Herren 65: Im besten (Tennis-)Alter

<< Zurück zur Übersicht

Warum spielen die Herren 65 eigentlich mittwochsvormittags?

Ganz klar, weil das ein Wochentag ist und die allermeisten noch arbeiten müssen. Am Wochenende hätten alle Zeit, und wir würden die Anlage vor lauter Fans und Groupies kaum noch betreten können. Und in den auf den Platz geworfenen BH‘s kann man sich während des Spiels schnell mal verheddern, frag Elvis.
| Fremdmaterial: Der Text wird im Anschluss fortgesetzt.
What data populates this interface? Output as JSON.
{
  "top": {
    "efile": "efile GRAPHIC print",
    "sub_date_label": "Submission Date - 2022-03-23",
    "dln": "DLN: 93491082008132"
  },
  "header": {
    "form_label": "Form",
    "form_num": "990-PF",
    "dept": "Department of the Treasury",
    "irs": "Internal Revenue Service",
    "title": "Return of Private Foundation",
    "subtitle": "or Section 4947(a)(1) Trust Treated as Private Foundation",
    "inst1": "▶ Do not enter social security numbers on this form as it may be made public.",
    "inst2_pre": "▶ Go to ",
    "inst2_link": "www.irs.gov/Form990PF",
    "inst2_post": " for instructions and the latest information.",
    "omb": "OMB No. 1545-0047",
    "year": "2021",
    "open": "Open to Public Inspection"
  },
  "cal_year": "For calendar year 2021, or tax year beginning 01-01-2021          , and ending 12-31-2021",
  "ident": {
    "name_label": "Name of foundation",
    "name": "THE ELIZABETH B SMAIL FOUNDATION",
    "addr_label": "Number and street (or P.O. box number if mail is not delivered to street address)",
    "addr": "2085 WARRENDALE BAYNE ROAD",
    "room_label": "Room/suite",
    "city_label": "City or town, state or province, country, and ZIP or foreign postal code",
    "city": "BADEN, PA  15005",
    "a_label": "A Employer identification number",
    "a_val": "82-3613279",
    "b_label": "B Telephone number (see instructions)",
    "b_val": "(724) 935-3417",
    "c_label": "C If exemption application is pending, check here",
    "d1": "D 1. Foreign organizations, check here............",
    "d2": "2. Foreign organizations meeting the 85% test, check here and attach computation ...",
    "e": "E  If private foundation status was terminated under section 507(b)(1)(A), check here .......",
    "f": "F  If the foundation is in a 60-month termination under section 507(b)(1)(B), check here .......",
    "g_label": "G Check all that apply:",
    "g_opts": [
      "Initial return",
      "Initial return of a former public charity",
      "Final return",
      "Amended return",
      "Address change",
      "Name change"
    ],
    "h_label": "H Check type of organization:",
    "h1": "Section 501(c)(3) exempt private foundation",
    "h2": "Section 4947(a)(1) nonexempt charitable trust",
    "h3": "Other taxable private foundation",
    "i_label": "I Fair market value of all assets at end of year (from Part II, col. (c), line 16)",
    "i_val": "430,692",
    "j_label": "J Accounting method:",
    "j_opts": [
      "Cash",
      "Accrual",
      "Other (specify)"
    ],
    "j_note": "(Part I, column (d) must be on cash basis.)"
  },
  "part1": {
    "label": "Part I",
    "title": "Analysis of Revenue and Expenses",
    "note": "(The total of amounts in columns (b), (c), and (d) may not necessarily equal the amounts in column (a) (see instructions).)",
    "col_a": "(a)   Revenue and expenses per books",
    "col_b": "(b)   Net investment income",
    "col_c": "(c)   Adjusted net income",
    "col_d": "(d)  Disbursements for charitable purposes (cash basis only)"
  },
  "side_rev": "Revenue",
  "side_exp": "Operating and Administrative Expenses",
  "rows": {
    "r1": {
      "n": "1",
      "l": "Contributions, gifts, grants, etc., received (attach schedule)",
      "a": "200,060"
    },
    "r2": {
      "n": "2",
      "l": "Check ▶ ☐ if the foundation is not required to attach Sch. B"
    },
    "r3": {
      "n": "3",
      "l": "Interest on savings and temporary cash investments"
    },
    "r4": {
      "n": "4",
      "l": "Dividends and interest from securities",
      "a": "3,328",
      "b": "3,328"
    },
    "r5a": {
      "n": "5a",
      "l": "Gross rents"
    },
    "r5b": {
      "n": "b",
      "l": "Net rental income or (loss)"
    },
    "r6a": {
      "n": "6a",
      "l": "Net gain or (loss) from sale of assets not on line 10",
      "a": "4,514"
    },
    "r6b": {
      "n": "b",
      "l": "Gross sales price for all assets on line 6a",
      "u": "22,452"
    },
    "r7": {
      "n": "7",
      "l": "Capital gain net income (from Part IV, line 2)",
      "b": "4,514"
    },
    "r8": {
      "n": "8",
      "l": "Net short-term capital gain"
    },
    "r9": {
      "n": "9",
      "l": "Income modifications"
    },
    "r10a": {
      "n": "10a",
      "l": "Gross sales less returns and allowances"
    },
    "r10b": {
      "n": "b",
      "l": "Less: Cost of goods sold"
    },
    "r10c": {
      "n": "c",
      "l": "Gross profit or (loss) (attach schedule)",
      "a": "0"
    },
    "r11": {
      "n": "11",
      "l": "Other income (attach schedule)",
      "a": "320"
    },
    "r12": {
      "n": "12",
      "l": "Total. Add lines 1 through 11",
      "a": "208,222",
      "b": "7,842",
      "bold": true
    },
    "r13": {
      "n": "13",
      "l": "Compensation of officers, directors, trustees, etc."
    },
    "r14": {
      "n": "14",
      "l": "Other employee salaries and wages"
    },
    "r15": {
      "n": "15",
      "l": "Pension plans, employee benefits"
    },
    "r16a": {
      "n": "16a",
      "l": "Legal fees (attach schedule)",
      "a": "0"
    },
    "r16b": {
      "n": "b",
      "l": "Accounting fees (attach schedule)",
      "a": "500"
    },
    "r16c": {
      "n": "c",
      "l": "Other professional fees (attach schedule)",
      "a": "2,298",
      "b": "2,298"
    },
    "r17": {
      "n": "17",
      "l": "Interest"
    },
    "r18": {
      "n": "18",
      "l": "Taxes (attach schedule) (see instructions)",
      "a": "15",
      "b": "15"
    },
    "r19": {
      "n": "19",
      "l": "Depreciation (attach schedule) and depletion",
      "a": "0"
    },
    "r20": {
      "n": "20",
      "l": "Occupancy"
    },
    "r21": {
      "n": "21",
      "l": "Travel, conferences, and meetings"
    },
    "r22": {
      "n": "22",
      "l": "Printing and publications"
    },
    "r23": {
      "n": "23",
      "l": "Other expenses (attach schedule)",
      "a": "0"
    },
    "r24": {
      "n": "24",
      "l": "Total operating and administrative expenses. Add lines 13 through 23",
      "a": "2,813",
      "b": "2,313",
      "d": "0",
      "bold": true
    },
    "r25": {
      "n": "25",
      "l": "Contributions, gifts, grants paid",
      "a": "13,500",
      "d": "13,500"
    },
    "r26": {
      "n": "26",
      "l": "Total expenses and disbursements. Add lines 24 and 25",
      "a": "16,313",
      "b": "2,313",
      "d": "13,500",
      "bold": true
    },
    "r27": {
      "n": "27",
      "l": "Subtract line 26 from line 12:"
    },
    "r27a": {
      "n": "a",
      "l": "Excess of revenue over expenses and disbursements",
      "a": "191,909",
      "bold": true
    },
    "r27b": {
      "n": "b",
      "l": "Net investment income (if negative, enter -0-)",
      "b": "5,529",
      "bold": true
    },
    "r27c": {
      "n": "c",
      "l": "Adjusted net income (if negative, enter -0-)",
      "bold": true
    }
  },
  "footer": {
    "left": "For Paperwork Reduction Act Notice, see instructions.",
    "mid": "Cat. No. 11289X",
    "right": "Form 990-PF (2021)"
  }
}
Aber wen wundert‘s, wenn man sich das Mannschaftsfoto ansieht (Eckhard fehlt aus technischen Gründen, aber der sieht natürlich ganz genauso aus). Manchmal lohnt sich Training halt doch.

Solchermaßen gestählt gehen wir dieses Jahr das Unternehmen „Zu Zweit – völlig sinnlos“ frohen Mutes an. Es gibt nämlich schon vor dem ersten Spiel eine gute und eine schlechte Nachricht: Die gute: Wir können nicht absteigen. Die schlechte: Wir können auch nicht aufsteigen. An dieser Stelle tritt hin und wieder die Frage auf: Wozu das alles? Tja, eine genaue Antwort können auch wir frühestens am Ende der Saison liefern. Aber ob wir es soweit überhaupt schaffen? Zu siebt in den Kampf gezogen, hagelt es bereits vor der ersten Schlacht Ausfälle. Thomas rekonvalesziert noch weiter so vor sich hin, Bernd hat vergessen, dass Frankfurt zu Hessen gehört und sich in Bayern gemeldet (echt!), Jochen lässt sich evtl. die zweite Hüfte umbauen und Henry hat mit den Jungspunden der H60 alle Schläger voll zu tun. Mir ist inzwischen auch schon ganz schlecht. Es bleiben als feste Größen folglich Eckhard und Arno. Wir sind aber hoffnungsvoll, dass die beiden bei gegebener Ausgangslage mit Sicherheit die Klasse halten können, ohne aufzusteigen. Ich würde an dieser Stelle gerne mit den Worten schließen „es bleibt spannend“. Stimmt aber gar nicht.

Die allerbeste Nachricht indessen lautet, dass wir mit einer Oberbekleidung immer noch verdammt gut aussehen.

Versucht, das mal zu toppen! Schwer.. Oder sogar unmöglich?